We spoke to Derek Dawson, solicitor and head of commercial department at Paul Crowley & Co, about the most common questions he gets from new businesses.
What’s the most important legal consideration to think about?
They need to look at debt and suffering unpaid debt. If you are going to give credit include terms and conditions and make sure they’re suitable. They need to be reasonably bespoke and you need to make sure they’re incorporated into any contract. You can incorporate that in a number of different ways; get them to sign up before you do anything, you can put them in invoices and include in emails that they’re available on request.
To avoid bad debt you need to know who you’re contracting with. This means investing in some risk management; you may be more interested in the business than working out whether you’re going to get paid, but you need to have risk assessment in place.

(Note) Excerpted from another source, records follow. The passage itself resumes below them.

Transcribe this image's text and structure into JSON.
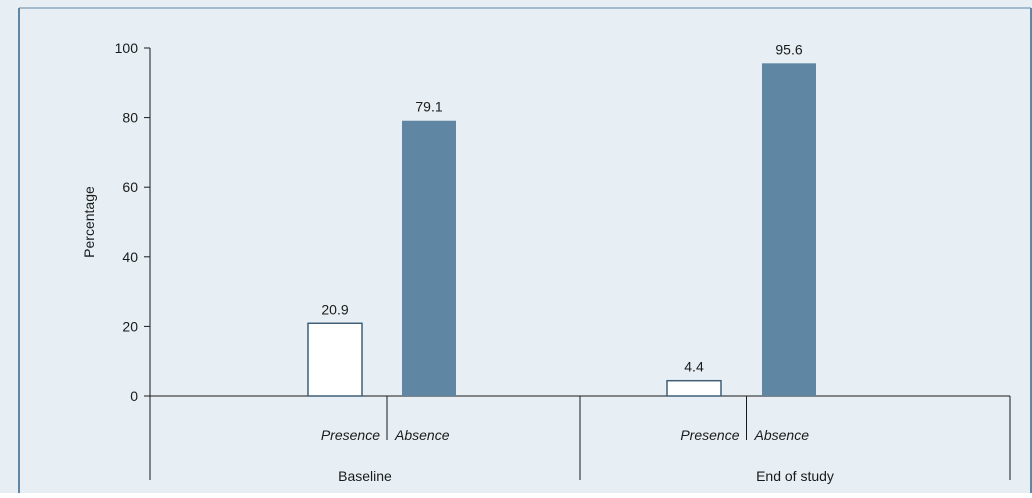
{
  "chart_data": {
    "type": "bar",
    "ylabel": "Percentage",
    "ylim": [
      0,
      100
    ],
    "yticks": [
      0,
      20,
      40,
      60,
      80,
      100
    ],
    "groups": [
      {
        "name": "Baseline",
        "bars": [
          {
            "category": "Presence",
            "value": 20.9,
            "label": "20.9"
          },
          {
            "category": "Absence",
            "value": 79.1,
            "label": "79.1"
          }
        ]
      },
      {
        "name": "End of study",
        "bars": [
          {
            "category": "Presence",
            "value": 4.4,
            "label": "4.4"
          },
          {
            "category": "Absence",
            "value": 95.6,
            "label": "95.6"
          }
        ]
      }
    ],
    "colors": {
      "background": "#e7eff4",
      "border": "#5f87a3",
      "presence_fill": "#ffffff",
      "presence_stroke": "#3e5f77",
      "absence_fill": "#5f87a3",
      "axis": "#1a1a1a"
    },
    "grid": false,
    "legend": "none"
  }
}
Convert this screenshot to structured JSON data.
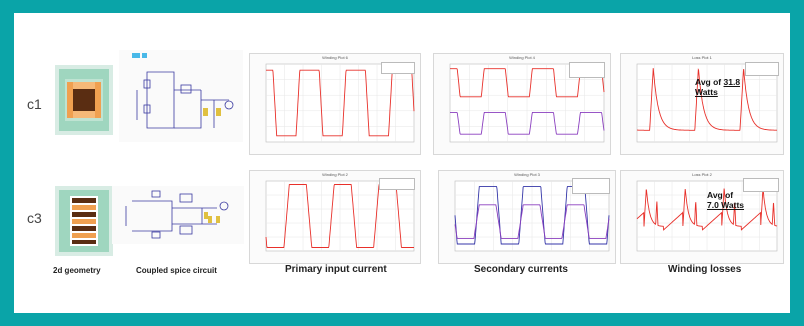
{
  "rows": [
    {
      "label": "c1"
    },
    {
      "label": "c3"
    }
  ],
  "captions": {
    "geometry": "2d geometry",
    "spice": "Coupled spice circuit",
    "primary": "Primary input current",
    "secondary": "Secondary currents",
    "losses": "Winding losses"
  },
  "plots": {
    "c1_primary_title": "Winding Plot 6",
    "c1_secondary_title": "Winding Plot 4",
    "c1_loss_title": "Loss Plot 1",
    "c3_primary_title": "Winding Plot 2",
    "c3_secondary_title": "Winding Plot 3",
    "c3_loss_title": "Loss Plot 2"
  },
  "annotations": {
    "c1_avg_prefix": "Avg of ",
    "c1_avg_value": "31.8",
    "c1_avg_unit": "Watts",
    "c3_avg_prefix": "Avg of",
    "c3_avg_value": "7.0 Watts"
  },
  "colors": {
    "border": "#0aa4a8",
    "trace_red": "#e8302a",
    "trace_purple": "#8a3fbf",
    "trace_blue": "#3436a8",
    "core_green": "#8fcfb4",
    "winding_orange": "#f0a050",
    "winding_brown": "#5a2d12"
  }
}
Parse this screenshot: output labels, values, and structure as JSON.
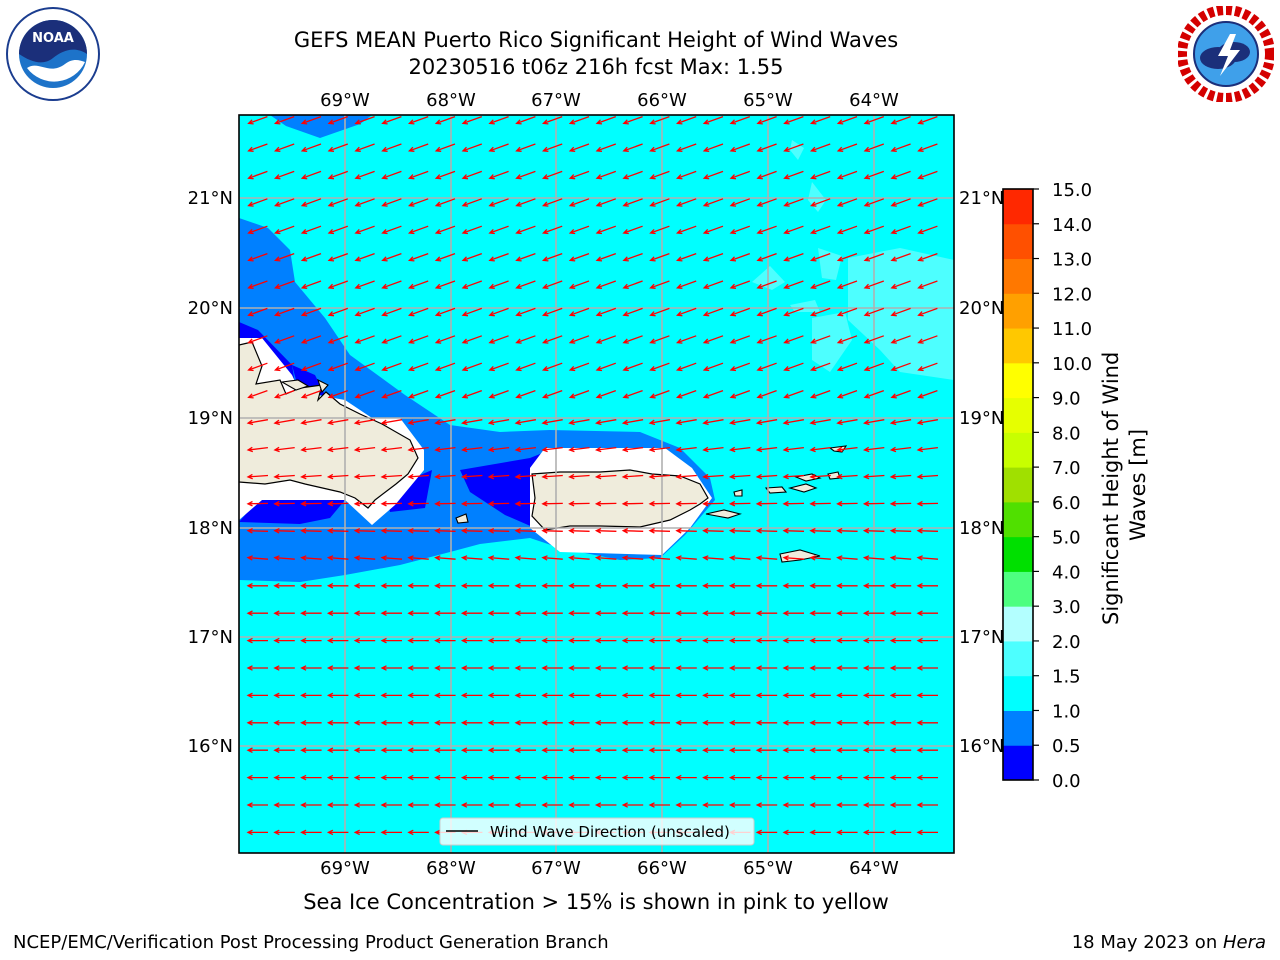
{
  "header": {
    "title_line1": "GEFS MEAN Puerto Rico Significant Height of Wind Waves",
    "title_line2": "20230516 t06z 216h fcst   Max: 1.55"
  },
  "logos": {
    "left": "noaa-logo",
    "right": "national-weather-service-logo"
  },
  "map": {
    "lon_labels": [
      "69°W",
      "68°W",
      "67°W",
      "66°W",
      "65°W",
      "64°W"
    ],
    "lat_labels": [
      "21°N",
      "20°N",
      "19°N",
      "18°N",
      "17°N",
      "16°N"
    ],
    "legend": "Wind Wave Direction (unscaled)",
    "ocean_color": "#00ffff",
    "land_color": "#efecdc",
    "arrow_color": "#ff0000"
  },
  "colorbar": {
    "label": "Significant Height of Wind Waves [m]",
    "ticks": [
      "0.0",
      "0.5",
      "1.0",
      "1.5",
      "2.0",
      "3.0",
      "4.0",
      "5.0",
      "6.0",
      "7.0",
      "8.0",
      "9.0",
      "10.0",
      "11.0",
      "12.0",
      "13.0",
      "14.0",
      "15.0"
    ],
    "colors": [
      "#0000ff",
      "#0080ff",
      "#00ffff",
      "#4dffff",
      "#b3ffff",
      "#4dff80",
      "#00e000",
      "#50e000",
      "#a0e000",
      "#c8ff00",
      "#e6ff00",
      "#ffff00",
      "#ffc800",
      "#ffa000",
      "#ff7800",
      "#ff5000",
      "#ff2800",
      "#ff0000"
    ]
  },
  "subtitle": "Sea Ice Concentration > 15% is shown in pink to yellow",
  "footer": {
    "left": "NCEP/EMC/Verification Post Processing Product Generation Branch",
    "right_prefix": "18 May 2023 on ",
    "right_host": "Hera"
  }
}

What can SMEs do if they incur bad debts?
Be aware of the Late Payment of Commercial Debts (Interest) Act 1998, irrespective of whether it’s in your terms and conditions. It’s quite a useful tool. You can charge interest eight percentage points over base rate. You may be entitled to compensation.
What about funding and working with banks?
Be aware of the personal guarantees. If you’re a limited company a bank or supplier may require personal guarantee. You may not realise your personal assets are up for grabs, not just your company’s.
What do startups need to think about when it comes to corporate structure?
For a new business, limited liability’s generally better. [However] for obvious reasons, people may be hesitant to trade with new entities.
The big one for new businesses is the limited shareholder and partnership agreement, to record what investments are being made – what they are providing to the business. What will happen on the fallout? When they start, most people aren’t thinking about that, but if there’s a problem in the future, what will happen? It’s a useful tool because everyone goes into it with their eyes open and you avoid a potential expensive squabble.
How have these issues changed recently?
Employment’s a big one. It’s good for new business to have insurance against cases. If you have insurance you minimise the risk. Even good employers still get taken to court.
What are the basic tools they need to handle taxes and would you recommend seeking advice?
Always work with a good accountant. They’re worth their weight on gold, don’t try to do it yourself.
Are there any particularly government agencies or advice sources that can help with startups research legal issues?
BIS [Department for Business, Innovation & Skills] have good guidance on debt. British Chambers of Commerce is generally quite useful. For minimum payment as well, if you join you have access to all their material.
What about taking on premises and staff?
Look at the break clauses. If they enter into a long lease and they’re uncertain whether it will be successful. Landlords aren’t overly keen, but they will do it.
Make sure you have good references. Try to find as much information as possible, check the qualifications, examine the documentation. Supervision of staff is critical, you don’t know what you’re going to get until they start. A lot of this is just common sense.
How much of this stuff should be included in the business plan?
It’s entirely separate to most of these issues. They need to think about what shareholders are putting in. This is a matter for the accountant. They can prepare forecasts and help with planning.